You refer to a prior Public Information Letter, No. 851, which discusses the right of acceleration. Staff believes that letter addresses a different issue than the one posed in your letter. Staff understands that letter to say that early payment of the balance of a precomputed finance charge obligation by a customer upon acceleration by the creditor is essentially the same as a prepayment of the obligation. Therefore, if the creditor does not rebate unearned finance charges in accordance with the rebate provisions disclosed under § 226.8(b)(7) when the customer pays the balance of the obligation upon acceleration, any amounts retained beyond those which would have been rebated under the disclosed rebate provisions do represent the type of charge that must be disclosed under § 226.8(b)(4).7
The interpretation has been criticized for analogizing acceleration to prepayment so as to require disclosure only when the rebate provisions in the former event are less favorable to the borrower than in the latter.8 But the staff’s construction is a practical one in a debatable area, is not plainly wrong, and should — if followed by courts— produce uniformity in a matter where uniformity is very desirable. We adopt it as the rule of decision in these cases.
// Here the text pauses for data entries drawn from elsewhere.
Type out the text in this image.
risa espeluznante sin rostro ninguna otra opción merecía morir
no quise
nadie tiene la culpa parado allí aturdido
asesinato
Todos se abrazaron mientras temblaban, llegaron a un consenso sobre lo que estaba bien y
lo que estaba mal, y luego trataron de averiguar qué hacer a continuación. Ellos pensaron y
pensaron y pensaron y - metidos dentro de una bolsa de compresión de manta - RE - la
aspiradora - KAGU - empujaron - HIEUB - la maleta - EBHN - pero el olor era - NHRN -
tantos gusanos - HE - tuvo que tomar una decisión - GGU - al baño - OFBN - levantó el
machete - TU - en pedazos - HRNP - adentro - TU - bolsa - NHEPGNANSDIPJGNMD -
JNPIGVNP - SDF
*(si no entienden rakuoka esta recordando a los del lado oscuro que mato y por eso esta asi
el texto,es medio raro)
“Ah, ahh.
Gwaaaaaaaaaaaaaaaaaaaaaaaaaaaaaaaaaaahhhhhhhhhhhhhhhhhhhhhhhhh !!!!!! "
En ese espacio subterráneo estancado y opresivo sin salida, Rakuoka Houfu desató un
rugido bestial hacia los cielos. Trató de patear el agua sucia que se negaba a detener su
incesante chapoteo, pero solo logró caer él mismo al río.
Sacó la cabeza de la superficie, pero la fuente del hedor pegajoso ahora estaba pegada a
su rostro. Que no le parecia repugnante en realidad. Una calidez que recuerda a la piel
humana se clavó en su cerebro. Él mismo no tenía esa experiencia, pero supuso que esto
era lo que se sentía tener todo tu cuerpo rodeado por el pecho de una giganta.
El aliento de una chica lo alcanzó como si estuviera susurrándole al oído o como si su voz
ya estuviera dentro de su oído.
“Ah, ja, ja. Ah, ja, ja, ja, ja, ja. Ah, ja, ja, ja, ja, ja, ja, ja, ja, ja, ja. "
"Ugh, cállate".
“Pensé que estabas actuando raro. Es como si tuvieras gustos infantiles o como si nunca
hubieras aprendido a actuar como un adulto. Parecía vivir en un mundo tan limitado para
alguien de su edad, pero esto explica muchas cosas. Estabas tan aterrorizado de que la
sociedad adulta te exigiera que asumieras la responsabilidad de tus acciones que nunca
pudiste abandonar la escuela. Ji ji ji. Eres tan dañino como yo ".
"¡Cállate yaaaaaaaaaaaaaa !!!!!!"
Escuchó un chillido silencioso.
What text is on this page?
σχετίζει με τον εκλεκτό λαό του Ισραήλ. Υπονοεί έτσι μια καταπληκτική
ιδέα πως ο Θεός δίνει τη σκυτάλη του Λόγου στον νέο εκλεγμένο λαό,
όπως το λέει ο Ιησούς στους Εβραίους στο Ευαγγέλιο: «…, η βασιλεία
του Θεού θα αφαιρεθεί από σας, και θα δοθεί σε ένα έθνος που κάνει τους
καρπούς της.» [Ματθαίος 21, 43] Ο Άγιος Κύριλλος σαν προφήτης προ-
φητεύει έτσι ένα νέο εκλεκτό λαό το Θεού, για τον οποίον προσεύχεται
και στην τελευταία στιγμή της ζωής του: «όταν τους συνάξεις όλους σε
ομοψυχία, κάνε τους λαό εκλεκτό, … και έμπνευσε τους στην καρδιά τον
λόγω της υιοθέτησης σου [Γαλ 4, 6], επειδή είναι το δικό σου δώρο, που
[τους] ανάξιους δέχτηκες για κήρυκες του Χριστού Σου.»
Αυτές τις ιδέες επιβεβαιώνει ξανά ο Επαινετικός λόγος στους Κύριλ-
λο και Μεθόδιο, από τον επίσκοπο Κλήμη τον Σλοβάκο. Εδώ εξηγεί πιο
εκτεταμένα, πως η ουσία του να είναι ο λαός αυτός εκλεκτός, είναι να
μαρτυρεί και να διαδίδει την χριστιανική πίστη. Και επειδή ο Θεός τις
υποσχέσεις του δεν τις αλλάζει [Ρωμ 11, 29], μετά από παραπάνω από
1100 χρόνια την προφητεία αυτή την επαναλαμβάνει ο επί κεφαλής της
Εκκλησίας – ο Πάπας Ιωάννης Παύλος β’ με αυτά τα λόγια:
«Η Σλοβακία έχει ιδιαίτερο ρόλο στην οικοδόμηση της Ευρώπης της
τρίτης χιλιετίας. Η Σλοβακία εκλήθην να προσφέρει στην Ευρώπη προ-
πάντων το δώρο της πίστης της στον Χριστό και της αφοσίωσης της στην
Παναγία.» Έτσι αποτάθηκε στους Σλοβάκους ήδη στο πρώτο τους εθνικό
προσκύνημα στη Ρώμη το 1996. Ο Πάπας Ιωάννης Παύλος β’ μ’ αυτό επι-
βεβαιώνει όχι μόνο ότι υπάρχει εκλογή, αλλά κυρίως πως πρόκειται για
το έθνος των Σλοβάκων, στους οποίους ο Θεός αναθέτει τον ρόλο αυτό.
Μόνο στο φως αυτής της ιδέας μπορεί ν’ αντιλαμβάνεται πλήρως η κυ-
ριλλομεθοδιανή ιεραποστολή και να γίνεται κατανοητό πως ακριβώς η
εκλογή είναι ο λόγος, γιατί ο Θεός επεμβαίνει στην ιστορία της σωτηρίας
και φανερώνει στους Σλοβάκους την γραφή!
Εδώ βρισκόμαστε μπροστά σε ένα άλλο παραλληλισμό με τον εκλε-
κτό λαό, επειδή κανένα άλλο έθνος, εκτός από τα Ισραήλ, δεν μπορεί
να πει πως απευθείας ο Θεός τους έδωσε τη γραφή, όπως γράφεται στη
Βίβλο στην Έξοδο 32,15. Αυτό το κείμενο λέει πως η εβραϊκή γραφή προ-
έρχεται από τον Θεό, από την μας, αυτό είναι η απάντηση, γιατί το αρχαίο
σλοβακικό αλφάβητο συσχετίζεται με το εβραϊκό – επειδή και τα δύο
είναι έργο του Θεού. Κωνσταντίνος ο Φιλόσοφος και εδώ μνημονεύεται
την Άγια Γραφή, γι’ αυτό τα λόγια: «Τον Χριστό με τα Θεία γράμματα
Except as to these litigants, however, we make our ruling prospective only from the date of this decision, plus 90 days, so that it will first apply to obligations incurred or renewed in such a manner as to require disclosure after that date. We vacate the judgments of the panel in these cases and remand them to the panel for disposition by it in a manner consistent herewith.
VACATED AND REMANDED.
. 15 U.S.C. §§ 1601 — 1666j.
. As that opinion notes, “[t]he established policy of this Court is to recognize the binding effect of a prior decision by another panel of the Court subject only to a reversal of the Court sitting en banc.” McDaniel v. Fulton Nat’l Bank, etc., 543 F.2d 568, 570 (5th Cir. 1976).
. 12 C.F.R. §§ 226.1-.15 (1977).
. For simplicity, this example supposes that the debtor has the use of the full principal throughout the loan period. In fact, of course, he does not, as he repays a portion of it each month. It is for this reason that prepayment rebates are often made according to the “Rule of 78’s” or “actuarial method,” in order to reflect the fact that the borrower has the use of the largest amount of capital at the early stages of the loan.
. F.R.B. Official Staff Interpretation No. FC-0054, 5 CCH Cons.Cred.Guide ¶ 31,522 (March 21, 1977).
. Comment, Acceleration Clause Disclosure under the Truth in Lending Act, 77 Col.L.Rev. 649, 665 (1977).
. Comment, supra, n. 6 at 666-68.
. See n. 6, supra (original emphasis).